Now, when you try and point this out, many will try to flip it right back. “You all define yourselves by who you have sex with, why else would you have Pride events? You want to be different but be treated equally when you’re not!”

 

Here’s the thing. We define ourselves as LGBTQ because we have been made to. Pride is necessary because we had to fight for the right to exist as we are. Pride is about love, and how we are just as capable of loving each other as everyone else. It is my sincerest hope that one day no one will bat an eyelid at seeing two people of the same sex living together.
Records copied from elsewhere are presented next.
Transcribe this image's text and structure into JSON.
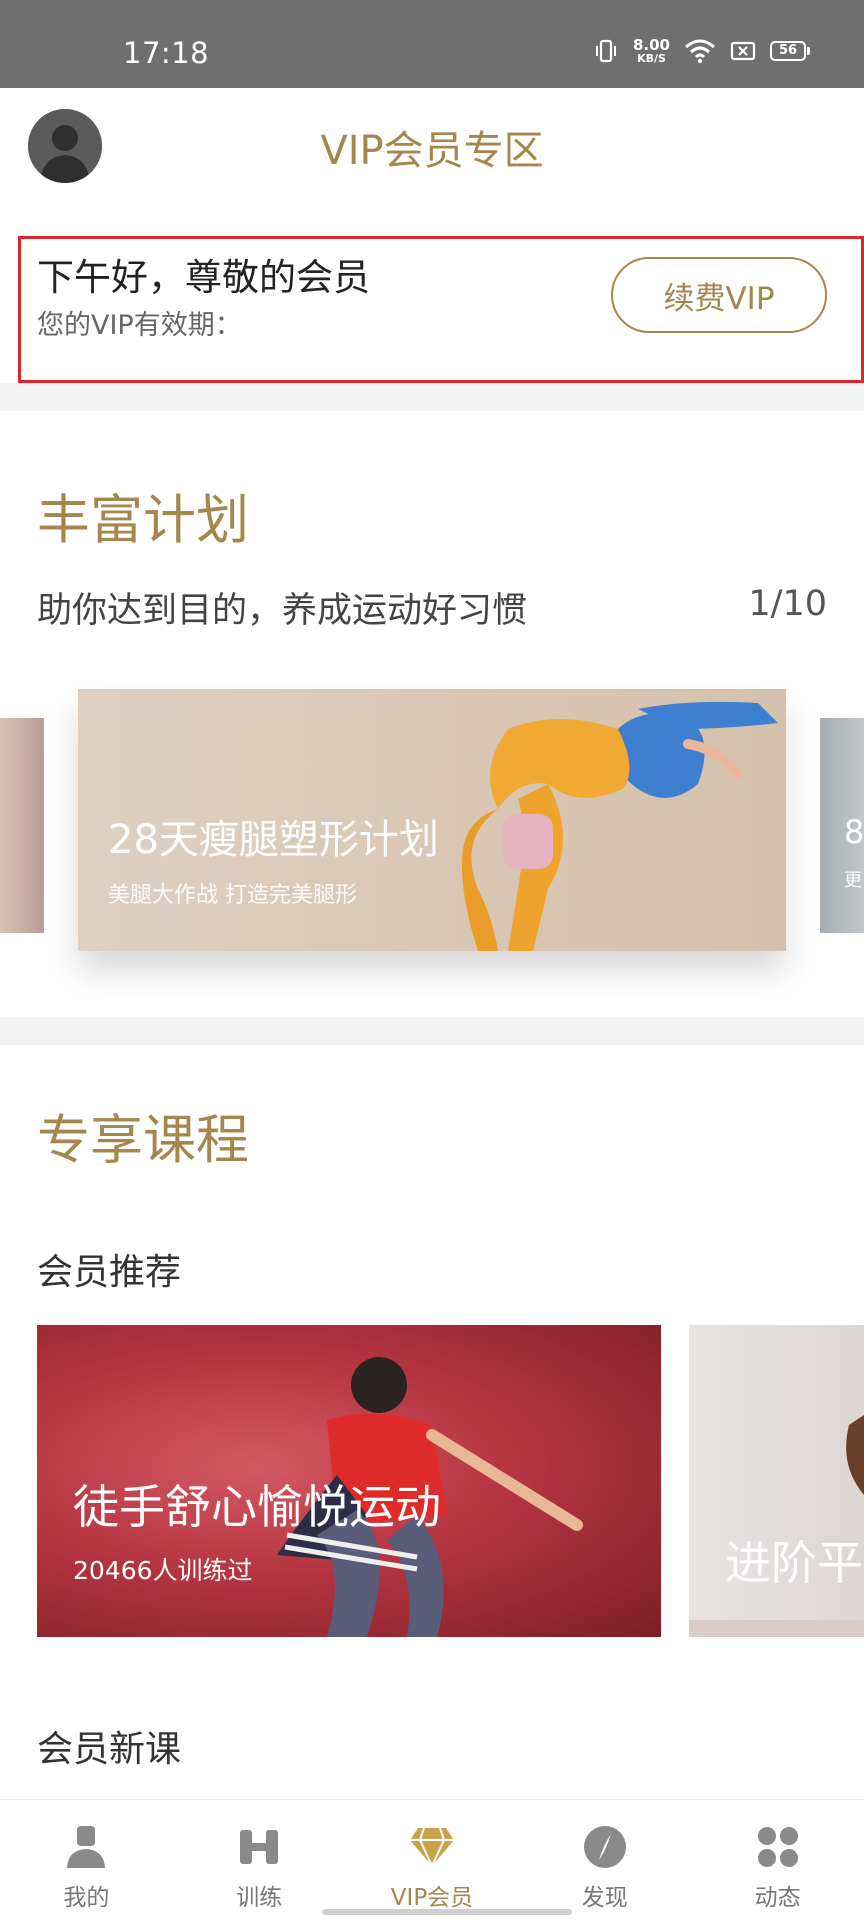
{
  "status_bar": {
    "time": "17:18",
    "net_speed": "8.00",
    "net_unit": "KB/S",
    "battery": "56"
  },
  "header": {
    "title": "VIP会员专区"
  },
  "member_card": {
    "greeting": "下午好，尊敬的会员",
    "validity_label": "您的VIP有效期：",
    "renew_button": "续费VIP"
  },
  "plans": {
    "title": "丰富计划",
    "subtitle": "助你达到目的，养成运动好习惯",
    "pager": "1/10",
    "card_title": "28天瘦腿塑形计划",
    "card_subtitle": "美腿大作战 打造完美腿形",
    "next_card_peek_title": "8",
    "next_card_peek_subtitle": "更"
  },
  "courses": {
    "title": "专享课程",
    "recommended_label": "会员推荐",
    "main_card_title": "徒手舒心愉悦运动",
    "main_card_count": "20466人训练过",
    "next_card_title": "进阶平",
    "new_courses_label": "会员新课"
  },
  "bottom_nav": {
    "items": [
      {
        "label": "我的",
        "icon": "person-icon"
      },
      {
        "label": "训练",
        "icon": "dumbbell-icon"
      },
      {
        "label": "VIP会员",
        "icon": "diamond-icon"
      },
      {
        "label": "发现",
        "icon": "compass-icon"
      },
      {
        "label": "动态",
        "icon": "grid-icon"
      }
    ],
    "active_index": 2
  },
  "colors": {
    "accent_gold": "#a5874d",
    "highlight_border": "#e0242d",
    "status_bar": "#6f6f6f"
  }
}
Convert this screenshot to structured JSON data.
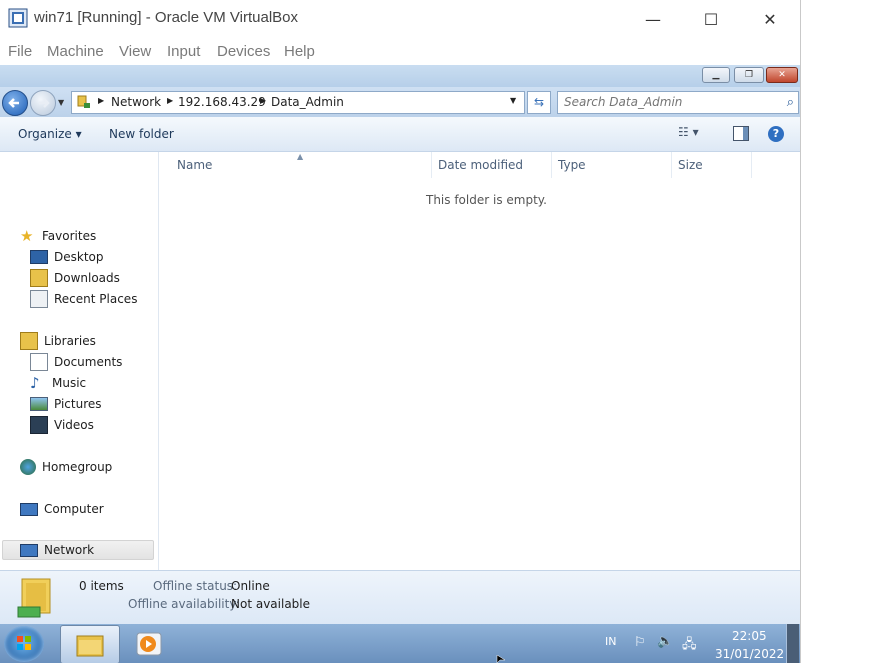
{
  "vbox": {
    "title": "win71 [Running] - Oracle VM VirtualBox",
    "menu": [
      "File",
      "Machine",
      "View",
      "Input",
      "Devices",
      "Help"
    ],
    "window_controls": {
      "minimize": "—",
      "maximize": "☐",
      "close": "✕"
    }
  },
  "explorer": {
    "breadcrumb": [
      "Network",
      "192.168.43.29",
      "Data_Admin"
    ],
    "search_placeholder": "Search Data_Admin",
    "toolbar": {
      "organize": "Organize",
      "new_folder": "New folder",
      "help": "?"
    },
    "nav": {
      "favorites": "Favorites",
      "desktop": "Desktop",
      "downloads": "Downloads",
      "recent": "Recent Places",
      "libraries": "Libraries",
      "documents": "Documents",
      "music": "Music",
      "pictures": "Pictures",
      "videos": "Videos",
      "homegroup": "Homegroup",
      "computer": "Computer",
      "network": "Network"
    },
    "columns": [
      "Name",
      "Date modified",
      "Type",
      "Size"
    ],
    "empty_message": "This folder is empty.",
    "details": {
      "items": "0 items",
      "offline_status_label": "Offline status:",
      "offline_status": "Online",
      "offline_availability_label": "Offline availability:",
      "offline_availability": "Not available"
    }
  },
  "taskbar": {
    "lang": "IN",
    "time": "22:05",
    "date": "31/01/2022"
  },
  "colors": {
    "accent": "#2f6fc1",
    "taskbar": "#7ea3cc"
  }
}
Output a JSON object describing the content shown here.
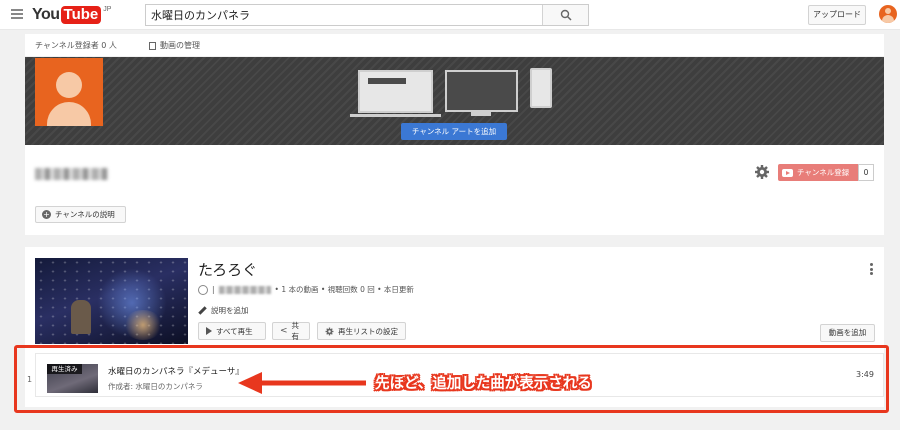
{
  "header": {
    "logo_you": "You",
    "logo_tube": "Tube",
    "logo_region": "JP",
    "search_value": "水曜日のカンパネラ",
    "upload_label": "アップロード"
  },
  "subbar": {
    "subscriber_count": "チャンネル登録者 0 人",
    "manage_videos": "動画の管理"
  },
  "banner": {
    "add_art_button": "チャンネル アートを追加"
  },
  "channel": {
    "subscribe_label": "チャンネル登録",
    "subscribe_count": "0",
    "about_button": "チャンネルの説明"
  },
  "playlist": {
    "title": "たろろぐ",
    "meta_suffix": "• 1 本の動画 • 視聴回数 0 回 • 本日更新",
    "add_description": "説明を追加",
    "play_all": "すべて再生",
    "share": "共有",
    "settings": "再生リストの設定",
    "add_video": "動画を追加"
  },
  "videos": [
    {
      "index": "1",
      "thumb_label": "再生済み",
      "title": "水曜日のカンパネラ『メデューサ』",
      "author": "作成者: 水曜日のカンパネラ",
      "duration": "3:49"
    }
  ],
  "annotation": {
    "text": "先ほど、追加した曲が表示される",
    "color": "#e8371e"
  },
  "colors": {
    "youtube_red": "#e62117",
    "accent_blue": "#3b78d4",
    "avatar_orange": "#e8641f"
  }
}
I wish we didn’t have to stand up for ourselves in order to prevent being discounted altogether, but we do.

 

This is the underlying tactic of those who wish to push the LGBTQ community back into the closet. They paint us as loveless and sex crazed. They apply it to every situation. They accuse us of being paedophiles when a LGBTQ person wants to work with children because they define us solely on the act of sex. They think it is our only motive for doing anything. They cannot, and will not, consider the possibility that we can feel anything but lust. Not sorrow, not compassion, not empathy, and most notably, not love.

 

Love matters, and there are those who are striving to convince others that we cannot feel it, simply because we are lesbian, gay, bisexual or transgender. In other words, ‘different’.

 

Don’t let them do it. Show them that love matters. Cherish it. Love yourself and love others.